The 4 Traits That Put Kids at Risk for Addiction
Drug education is the only part of the middle school curriculum I remember — perhaps because it backfired so spectacularly. Before reaching today’s legal drinking age, I was shooting cocaine and heroin.
I’ve since recovered from my addiction, and researchers now are trying to develop innovative prevention programs to help children at risk take a different road than I did.
Developing a public antidrug program that really works has not been easy. Many of us grew up with antidrug programs like D.A.R.E. or the Nancy Reagan-inspired antidrug campaign “Just Say No.” But research shows those programs and others like them that depend on education and scare tactics were largely ineffective and did little to curb drug use by children at highest risk.
But now a new antidrug program tested in Europe, Australia and Canada is showing promise. Called Preventure, the program, developed by Patricia Conrod, a professor of psychiatry at the University of Montreal, recognizes how a child’s temperament drives his or her risk for drug use — and that different traits create different pathways to addiction. Early trials show that personality testing can identify 90 percent of the highest risk children, targeting risky traits before they cause problems.
Recognizing that most teenagers who try alcohol, cocaine, opioids or methamphetamine do not become addicted, they focus on what’s different about the minority who do.
The traits that put kids at the highest risk for addiction aren’t all what you might expect. In my case, I seemed an unlikely candidate for addiction. I excelled academically, behaved well in class and participated in numerous extracurricular activities.
Inside, though, I was suffering from loneliness, anxiety and sensory overload. The same traits that made me “gifted” in academics left me clueless with people.
That’s why, when my health teacher said that peer pressure could push you to take drugs, what I heard instead was: “Drugs will make you cool.” As someone who felt like an outcast, this made psychoactive substances catnip.
Preventure’s personality testing programs go deeper. They focus on four risky traits: sensation-seeking, impulsiveness, anxiety sensitivity and hopelessness.

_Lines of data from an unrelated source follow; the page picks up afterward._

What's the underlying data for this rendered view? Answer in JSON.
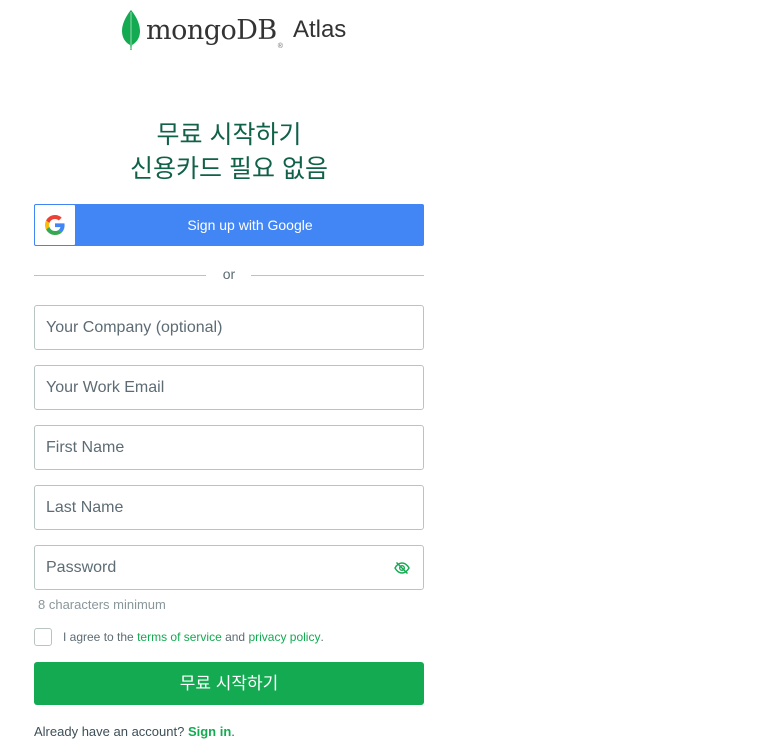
{
  "brand": {
    "wordmark": "mongoDB",
    "registered": "®",
    "product": "Atlas",
    "leaf_color": "#13aa52"
  },
  "heading": {
    "line1": "무료 시작하기",
    "line2": "신용카드 필요 없음"
  },
  "google_button": {
    "label": "Sign up with Google",
    "icon": "google-g-icon",
    "color": "#4285f4"
  },
  "divider": {
    "text": "or"
  },
  "form": {
    "company": {
      "placeholder": "Your Company (optional)",
      "value": ""
    },
    "email": {
      "placeholder": "Your Work Email",
      "value": ""
    },
    "first_name": {
      "placeholder": "First Name",
      "value": ""
    },
    "last_name": {
      "placeholder": "Last Name",
      "value": ""
    },
    "password": {
      "placeholder": "Password",
      "value": "",
      "toggle_icon": "eye-slash-icon"
    },
    "password_hint": "8 characters minimum"
  },
  "agreement": {
    "prefix": "I agree to the ",
    "terms": "terms of service",
    "middle": " and ",
    "privacy": "privacy policy",
    "suffix": ".",
    "checked": false
  },
  "submit_button": {
    "label": "무료 시작하기",
    "color": "#13aa52"
  },
  "signin": {
    "prefix": "Already have an account? ",
    "link": "Sign in",
    "suffix": "."
  }
}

Importantly, most at-risk kids can be spotted early. For example, in preschool I was given a diagnosis of attention deficit/hyperactivity disorder (A.D.H.D.), which increases illegal drug addiction risk by a factor of three. My difficulty regulating emotions and oversensitivity attracted bullies. Then, isolation led to despair.
A child who begins using drugs out of a sense of hopelessness — like me, for instance — has a quite different goal than one who seeks thrills.
Three of the four personality traits identified by Preventure are linked to mental health issues, a critical risk factor for addiction. Impulsiveness, for instance, is common among people with A.D.H.D., while hopelessness is often a precursor to depression. Anxiety sensitivity, which means being overly aware and frightened of physical signs of anxiety, is linked to panic disorder.
While sensation-seeking is not connected to other diagnoses, it raises addiction risk for the obvious reason that people drawn to intense experience will probably like drugs.
Preventure starts with an intensive two- to three-day training for teachers, who are given a crash course in therapy techniques proven to fight psychological problems. The idea is to prevent people with outlying personalities from becoming entrenched in disordered thinking that can lead to a diagnosis, or, in the case of sensation-seeking, to dangerous behavior.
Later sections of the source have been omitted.